An SEC First

Millspaugh is first recipient of MU's SEC Faculty Achievement Award

Joshua J. Millspaugh, Pauline O’Connor Distinguished Professor of Wildlife Management, was chosen as the first recipient of the University of Missouri’s Southeastern Conference Faculty Achievement Award.

This annual award recognizes one professor from each of the 14 SEC member universities who have meritorious records in teaching and scholarship and who serve as role models for other faculty and students.

To be eligible to receive the SEC Faculty Achievement Award, a professor must be a teacher or scholar at an SEC university; have achieved the rank of full professor at an SEC university; have a record of extraordinary teaching; and have a record of scholarship that is recognized nationally and/or internationally.

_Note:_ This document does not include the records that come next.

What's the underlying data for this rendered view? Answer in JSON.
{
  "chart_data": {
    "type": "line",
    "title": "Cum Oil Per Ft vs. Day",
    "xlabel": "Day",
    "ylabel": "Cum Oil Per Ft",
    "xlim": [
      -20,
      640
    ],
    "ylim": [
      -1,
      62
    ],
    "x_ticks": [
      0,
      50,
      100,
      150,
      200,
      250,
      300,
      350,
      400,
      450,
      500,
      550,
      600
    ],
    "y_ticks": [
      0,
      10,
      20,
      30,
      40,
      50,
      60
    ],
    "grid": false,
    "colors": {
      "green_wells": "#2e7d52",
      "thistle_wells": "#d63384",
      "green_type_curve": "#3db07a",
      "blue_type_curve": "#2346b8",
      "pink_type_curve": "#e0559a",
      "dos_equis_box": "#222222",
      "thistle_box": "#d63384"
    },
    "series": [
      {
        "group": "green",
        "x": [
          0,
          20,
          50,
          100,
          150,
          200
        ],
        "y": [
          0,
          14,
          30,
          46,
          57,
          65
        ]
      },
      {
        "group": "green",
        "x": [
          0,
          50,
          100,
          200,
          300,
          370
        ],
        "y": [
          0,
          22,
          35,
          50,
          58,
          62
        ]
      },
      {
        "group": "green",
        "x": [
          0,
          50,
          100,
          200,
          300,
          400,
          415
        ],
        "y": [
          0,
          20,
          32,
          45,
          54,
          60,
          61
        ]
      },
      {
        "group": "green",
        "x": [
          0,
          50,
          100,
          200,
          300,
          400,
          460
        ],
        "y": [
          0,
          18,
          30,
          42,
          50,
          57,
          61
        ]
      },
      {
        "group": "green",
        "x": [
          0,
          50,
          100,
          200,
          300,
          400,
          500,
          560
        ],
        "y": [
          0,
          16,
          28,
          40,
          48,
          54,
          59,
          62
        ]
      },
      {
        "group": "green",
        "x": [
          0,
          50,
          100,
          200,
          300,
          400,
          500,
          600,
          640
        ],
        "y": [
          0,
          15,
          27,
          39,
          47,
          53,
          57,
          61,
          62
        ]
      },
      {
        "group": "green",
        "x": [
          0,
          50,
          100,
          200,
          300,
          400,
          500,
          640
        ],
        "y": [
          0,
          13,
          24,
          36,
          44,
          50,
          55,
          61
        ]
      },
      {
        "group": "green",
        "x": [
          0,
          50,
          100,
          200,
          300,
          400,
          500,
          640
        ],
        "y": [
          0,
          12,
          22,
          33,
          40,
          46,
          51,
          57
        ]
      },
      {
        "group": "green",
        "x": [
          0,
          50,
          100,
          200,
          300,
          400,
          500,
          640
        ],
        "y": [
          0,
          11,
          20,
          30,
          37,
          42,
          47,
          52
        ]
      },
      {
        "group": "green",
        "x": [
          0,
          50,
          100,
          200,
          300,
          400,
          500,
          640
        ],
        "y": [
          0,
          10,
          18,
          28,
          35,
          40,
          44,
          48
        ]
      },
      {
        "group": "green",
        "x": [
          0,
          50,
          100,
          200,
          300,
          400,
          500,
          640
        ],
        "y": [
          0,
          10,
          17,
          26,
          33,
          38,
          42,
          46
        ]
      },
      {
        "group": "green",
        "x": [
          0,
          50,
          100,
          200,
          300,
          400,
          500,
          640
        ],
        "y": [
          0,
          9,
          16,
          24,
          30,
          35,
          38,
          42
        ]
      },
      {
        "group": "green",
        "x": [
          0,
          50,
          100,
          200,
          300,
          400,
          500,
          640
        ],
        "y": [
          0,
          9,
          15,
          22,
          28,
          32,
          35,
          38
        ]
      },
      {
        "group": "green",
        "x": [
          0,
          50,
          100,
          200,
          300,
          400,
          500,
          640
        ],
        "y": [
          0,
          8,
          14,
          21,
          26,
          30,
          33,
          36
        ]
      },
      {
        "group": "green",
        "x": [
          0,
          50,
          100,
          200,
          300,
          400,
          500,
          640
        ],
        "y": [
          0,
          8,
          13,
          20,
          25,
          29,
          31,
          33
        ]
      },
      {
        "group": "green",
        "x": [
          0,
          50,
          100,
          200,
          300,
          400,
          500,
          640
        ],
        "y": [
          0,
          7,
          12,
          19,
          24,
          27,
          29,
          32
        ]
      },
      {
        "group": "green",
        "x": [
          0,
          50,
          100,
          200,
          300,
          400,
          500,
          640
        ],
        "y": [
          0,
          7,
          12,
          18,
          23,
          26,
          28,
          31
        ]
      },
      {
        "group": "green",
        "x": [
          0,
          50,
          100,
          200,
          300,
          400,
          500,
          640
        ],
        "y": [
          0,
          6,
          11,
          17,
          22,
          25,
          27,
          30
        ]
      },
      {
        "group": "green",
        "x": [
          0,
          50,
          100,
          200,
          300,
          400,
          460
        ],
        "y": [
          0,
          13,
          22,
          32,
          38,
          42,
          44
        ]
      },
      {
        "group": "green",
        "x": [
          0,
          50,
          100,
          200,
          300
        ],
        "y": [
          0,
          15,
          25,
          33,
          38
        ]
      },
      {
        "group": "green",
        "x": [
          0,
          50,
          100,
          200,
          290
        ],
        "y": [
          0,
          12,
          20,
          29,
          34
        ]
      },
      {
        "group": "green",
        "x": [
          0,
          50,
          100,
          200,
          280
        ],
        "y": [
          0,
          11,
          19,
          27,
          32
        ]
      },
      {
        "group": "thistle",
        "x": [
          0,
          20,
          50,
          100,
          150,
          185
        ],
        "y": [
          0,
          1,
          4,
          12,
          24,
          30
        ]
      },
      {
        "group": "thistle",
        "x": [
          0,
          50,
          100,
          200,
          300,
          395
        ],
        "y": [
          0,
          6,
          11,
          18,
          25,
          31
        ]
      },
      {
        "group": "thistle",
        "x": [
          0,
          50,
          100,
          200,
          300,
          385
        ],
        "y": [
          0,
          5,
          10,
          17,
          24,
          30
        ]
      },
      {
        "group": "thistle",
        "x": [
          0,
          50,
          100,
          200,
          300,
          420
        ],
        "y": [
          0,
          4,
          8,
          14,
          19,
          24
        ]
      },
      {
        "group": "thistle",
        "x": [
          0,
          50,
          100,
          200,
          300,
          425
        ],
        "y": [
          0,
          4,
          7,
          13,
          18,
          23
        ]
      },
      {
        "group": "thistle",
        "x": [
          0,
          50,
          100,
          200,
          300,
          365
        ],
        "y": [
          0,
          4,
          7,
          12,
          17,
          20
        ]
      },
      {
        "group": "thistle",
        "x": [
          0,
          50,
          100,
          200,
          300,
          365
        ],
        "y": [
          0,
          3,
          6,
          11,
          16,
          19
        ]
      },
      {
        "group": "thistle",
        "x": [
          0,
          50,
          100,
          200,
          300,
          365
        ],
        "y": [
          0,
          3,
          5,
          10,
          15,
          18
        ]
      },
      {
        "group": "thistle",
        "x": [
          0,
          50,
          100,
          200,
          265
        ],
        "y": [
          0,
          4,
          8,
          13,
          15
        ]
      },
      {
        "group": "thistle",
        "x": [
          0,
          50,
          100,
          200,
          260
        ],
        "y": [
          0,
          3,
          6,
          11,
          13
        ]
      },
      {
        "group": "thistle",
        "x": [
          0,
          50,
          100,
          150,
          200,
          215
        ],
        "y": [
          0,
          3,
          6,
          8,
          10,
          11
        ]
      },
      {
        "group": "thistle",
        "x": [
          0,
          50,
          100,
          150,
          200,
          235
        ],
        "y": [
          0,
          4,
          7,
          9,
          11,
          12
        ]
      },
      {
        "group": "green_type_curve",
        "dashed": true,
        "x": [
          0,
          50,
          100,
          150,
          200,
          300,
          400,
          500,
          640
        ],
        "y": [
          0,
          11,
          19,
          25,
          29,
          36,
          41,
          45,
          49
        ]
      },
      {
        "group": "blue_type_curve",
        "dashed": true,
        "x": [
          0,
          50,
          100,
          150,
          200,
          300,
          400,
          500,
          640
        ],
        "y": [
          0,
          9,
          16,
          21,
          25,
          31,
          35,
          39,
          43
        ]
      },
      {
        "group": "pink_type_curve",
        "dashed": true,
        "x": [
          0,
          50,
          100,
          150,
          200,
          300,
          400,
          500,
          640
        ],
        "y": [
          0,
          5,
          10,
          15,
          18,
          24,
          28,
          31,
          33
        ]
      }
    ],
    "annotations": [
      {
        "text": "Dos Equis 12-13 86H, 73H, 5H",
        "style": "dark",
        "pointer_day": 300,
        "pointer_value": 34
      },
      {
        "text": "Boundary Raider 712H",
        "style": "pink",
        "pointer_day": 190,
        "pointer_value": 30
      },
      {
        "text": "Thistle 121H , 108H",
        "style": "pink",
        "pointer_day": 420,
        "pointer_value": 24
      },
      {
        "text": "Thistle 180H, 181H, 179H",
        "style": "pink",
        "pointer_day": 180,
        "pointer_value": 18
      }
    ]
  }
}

Josh MillspaughMillspaugh will receive a $5,000 honorarium from the SEC and will become MU’s nominee for the SEC Professor of the Year Award.

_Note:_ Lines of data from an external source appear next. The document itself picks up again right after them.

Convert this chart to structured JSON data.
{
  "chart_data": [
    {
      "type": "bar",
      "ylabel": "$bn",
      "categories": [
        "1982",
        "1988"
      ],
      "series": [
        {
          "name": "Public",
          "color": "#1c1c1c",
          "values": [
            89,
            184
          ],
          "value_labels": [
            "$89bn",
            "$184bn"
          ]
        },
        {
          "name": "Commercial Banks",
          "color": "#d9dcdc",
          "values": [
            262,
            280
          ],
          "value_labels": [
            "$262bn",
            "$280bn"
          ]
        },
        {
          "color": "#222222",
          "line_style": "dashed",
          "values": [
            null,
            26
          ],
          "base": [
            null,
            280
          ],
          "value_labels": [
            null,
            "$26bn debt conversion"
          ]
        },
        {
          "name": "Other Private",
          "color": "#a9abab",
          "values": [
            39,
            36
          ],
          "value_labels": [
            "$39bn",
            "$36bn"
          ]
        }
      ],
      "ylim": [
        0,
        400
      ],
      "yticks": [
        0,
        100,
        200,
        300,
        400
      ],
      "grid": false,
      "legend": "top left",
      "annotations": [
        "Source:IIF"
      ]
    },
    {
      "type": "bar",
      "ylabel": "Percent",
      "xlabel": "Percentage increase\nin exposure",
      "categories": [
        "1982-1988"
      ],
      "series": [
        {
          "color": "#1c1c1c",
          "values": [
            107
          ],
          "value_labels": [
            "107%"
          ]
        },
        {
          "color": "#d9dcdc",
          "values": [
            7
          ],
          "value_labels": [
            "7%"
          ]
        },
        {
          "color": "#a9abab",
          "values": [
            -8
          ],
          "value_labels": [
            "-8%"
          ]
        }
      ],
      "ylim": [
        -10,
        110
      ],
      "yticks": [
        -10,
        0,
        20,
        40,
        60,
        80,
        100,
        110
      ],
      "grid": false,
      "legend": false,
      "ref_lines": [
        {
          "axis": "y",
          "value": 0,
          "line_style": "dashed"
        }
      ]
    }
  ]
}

Millspaugh has published approximately 170 journal articles and book chapters, as well as four books. He has received The Wildlife Society Best Article Award, the Missouri Department of Conservation “Outstanding Research Collaborator” award, and was named the U.S. Department of Agriculture National Teacher of the Year in 2008. His research has been highlighted on NBC’s Today Show, the CBS Evening News, the History Channel and PBS.

“The most rewarding thing about my research is the opportunity to work with students and watch them develop,” Millspaugh said. “I also really enjoy working with management agencies, like the Missouri Department of Conservation and seeing what the students and department develop and how they are implemented.”

Millspaugh and his students do research work in Missouri, as well as western states and South Africa. Millspaugh is leading the research on the ecology and management of reintroduced elk in Missouri. In Wyoming, he is leading a study to investigate the effects of wind energy development on sage-grouse. Millspaugh is also researching elephant movements and stress physiology from ecotourism in South Africa.

Originally from New York, Millspaugh moved to Columbia to take a position as an assistant professor after receiving his Ph.D. in 1999 from the University of Washington. Millspaugh, his wife Rami and their three-year-old son Owen enjoy spending time in the cabin they built in New York.

“I love the culture here at Mizzou,” Millspaugh said. “I especially love the culture of CAFNR. The faculty and staff truly care about the students and teaching. That is hard to find in a big research institute. I am so thankful for the wonderful support network in the administrative side of CAFNR, from the Dean to the department chair. CAFNR has been a great place for me to develop a career.”